Na noite do último dia 7, o ministro da Defesa, general Walter Braga Netto, e os comandantes das três Forças divulgaram uma nota com o pretexto de rebater afirmações feitas pelo presidente da CPI, senador Omar Aziz (PSD-AM).

Aziz havia afirmado, numa sessão da CPI, que há muitos anos o Brasil "não via membros do lado podre das Forças Armadas envolvidos com falcatrua dentro do governo".

A declaração foi feita a partir do surgimento de diversos militares das Forças nas suspeitas de irregularidades e corrupção na compra de vacinas pelo governo Bolsonaro.

Na nota conjunta, as cúpulas militares disseram repudiar as declarações. E concluíram com uma ameaça: "As Forças Armadas não aceitarão qualquer ataque leviano às instituições que defendem a democracia e a liberdade do povo brasileiro".

Para Santos Cruz, demitido do cargo de ministro da Secretaria de Governo da Presidência em 13 de junho de 2019, manifestações do tipo são prejudiciais.

O general, que integrou o governo, criticou a presença de um grande número de militares no governo Bolsonaro.

"Por que nós estamos tendo problema hoje? O governo desequilibrou a representação social, com um grande número de militares. Não vejo nada demais a presença dos militares. Mas a sociedade tem gente capaz em todas as áreas. Você não pode ir só numa fonte. Isso foi feito de forma proposital, pra tentar transferir o prestígio das Forças Armadas para o governo", disse.

Ele citou o caso do Ministério da Saúde, chefiado pelo general da ativa Eduardo Pazuello até março deste ano e loteado com militares em cargos-chave, durante os piores momentos da pandemia.

"Você vê o governante dizer: "O meu Exército." Não existe "meu Exército". Isso culminou com o Ministério da Saúde, com um oficial da ativa que levou mais um grupo grande de militares. A CPI pega essse ministério", afirmou o general.

Santos Cruz participou de uma live promovida pela entidade Parlatório S.A., na noite deste domingo (11). Estiveram presentes na conferência o ex-presidente Michel Temer; o ex-porta-voz do governo Bolsonaro, general Otávio Rêgo Barros; e o ex-juiz Sergio Moro, ex-ministro da Justiça do mesmo governo.

O general criticou ainda o discurso golpista de Bolsonaro com ameaças sobre a realização das eleições em 2022.

"Há ameaças a alguns atributos da democracia.
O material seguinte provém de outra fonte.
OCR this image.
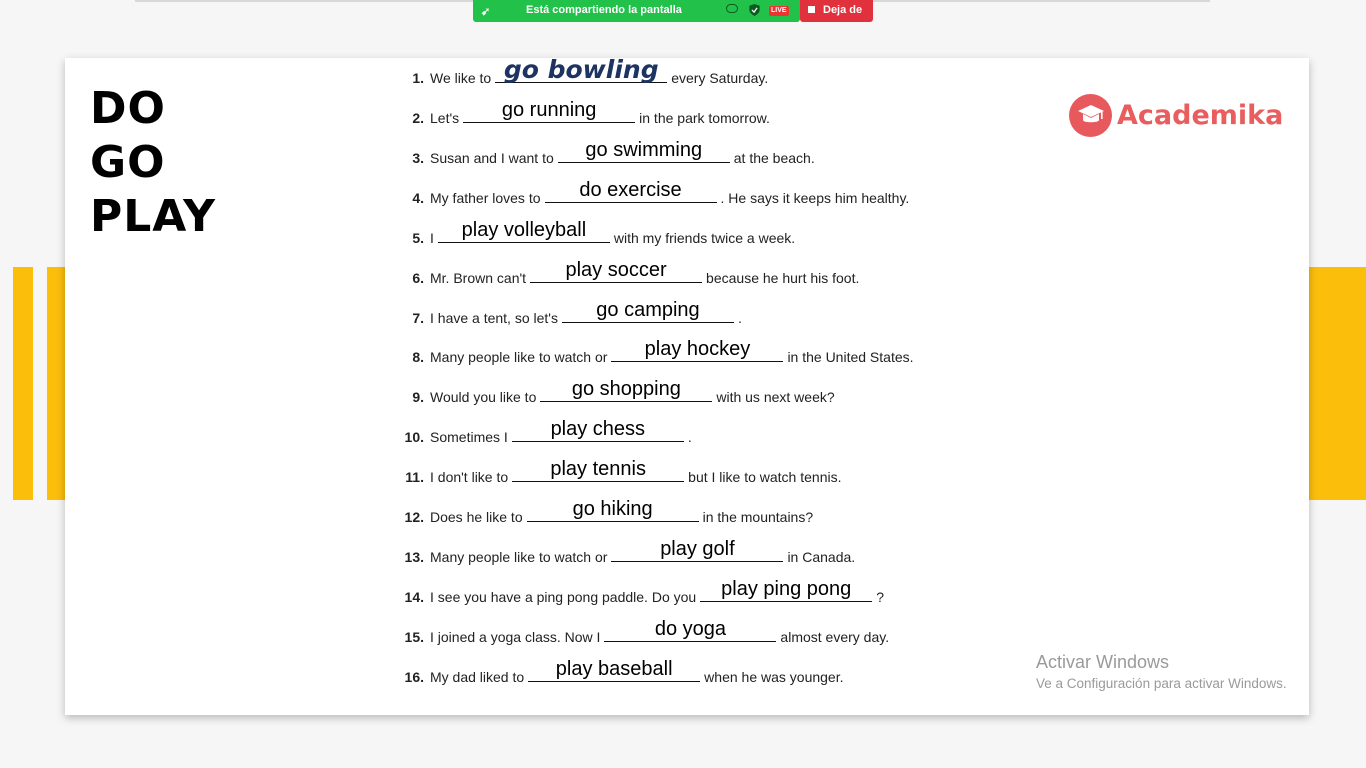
➹	Está compartiendo la pantalla	LIVE	Deja de
DO
GO
PLAY
Academika
1. We like to go bowling every Saturday.
2. Let's	go running	in the park tomorrow.
3. Susan and I want to	go swimming	at the beach.
4. My father loves to	do exercise	. He says it keeps him healthy.
5. I	play volleyball	with my friends twice a week.
6. Mr. Brown can't	play soccer	because he hurt his foot.
7. I have a tent, so let's	go camping	.
8. Many people like to watch or	play hockey	in the United States.
9. Would you like to	go shopping	with us next week?
10. Sometimes I	play chess	.
11. I don't like to	play tennis	but I like to watch tennis.
12. Does he like to	go hiking	in the mountains?
13. Many people like to watch or	play golf	in Canada.
14. I see you have a ping pong paddle. Do you	play ping pong	?
15. I joined a yoga class. Now I	do yoga	almost every day.
16. My dad liked to	play baseball	when he was younger.
Activar Windows
Ve a Configuración para activar Windows.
A eleição é um atributo da democracia, é um dos fundamentos, as eleições periódicas. Até isso aí vem sendo atacado", disse.

Os ataques, segundo o ex-ministro de Bolsonaro, são num "nível inaceitável". "Nos últimos dias, houve uma aceleração da deterioração de relacionamento, de conduta, de comportamento político. Isso tem um efeito muito forte na sociedade."

Santos Cruz disse que pessoas e instituições precisam reagir de forma consistente a esse tipo de discurso golpista. "Como que não tem eleição? Foi com eleição que ele [Bolsonaro] chegou ao poder. Temos instituições muito fracas, no Judiciário, o Congresso."

A manifestação dos comandantes militares, como elemento de piora desse quadro, foi citada mais de uma vez pelo general da reserva.

"O desrespeito parece querer se institucionalizar. O momento é um pouco tenso também por conta da participação das Forças Armadas. Um protagonismo que não ajuda o bom ambiente.", disse o ex-ministro.

As Forças Armadas são apenas parte das instituições responsáveis pelo ambiente democrático, conforme o ex-ministro de Bolsonaro. "Elas não são as únicas nem as maiores responsáveis", afirmou.

"Você via militares dizendo que estavam em missão [no governo]. Não tem missão nenhuma. Quando você vai para uma atividade política, a responsabilidade é sua, individual, não tem nada a ver com a instituição", disse o general.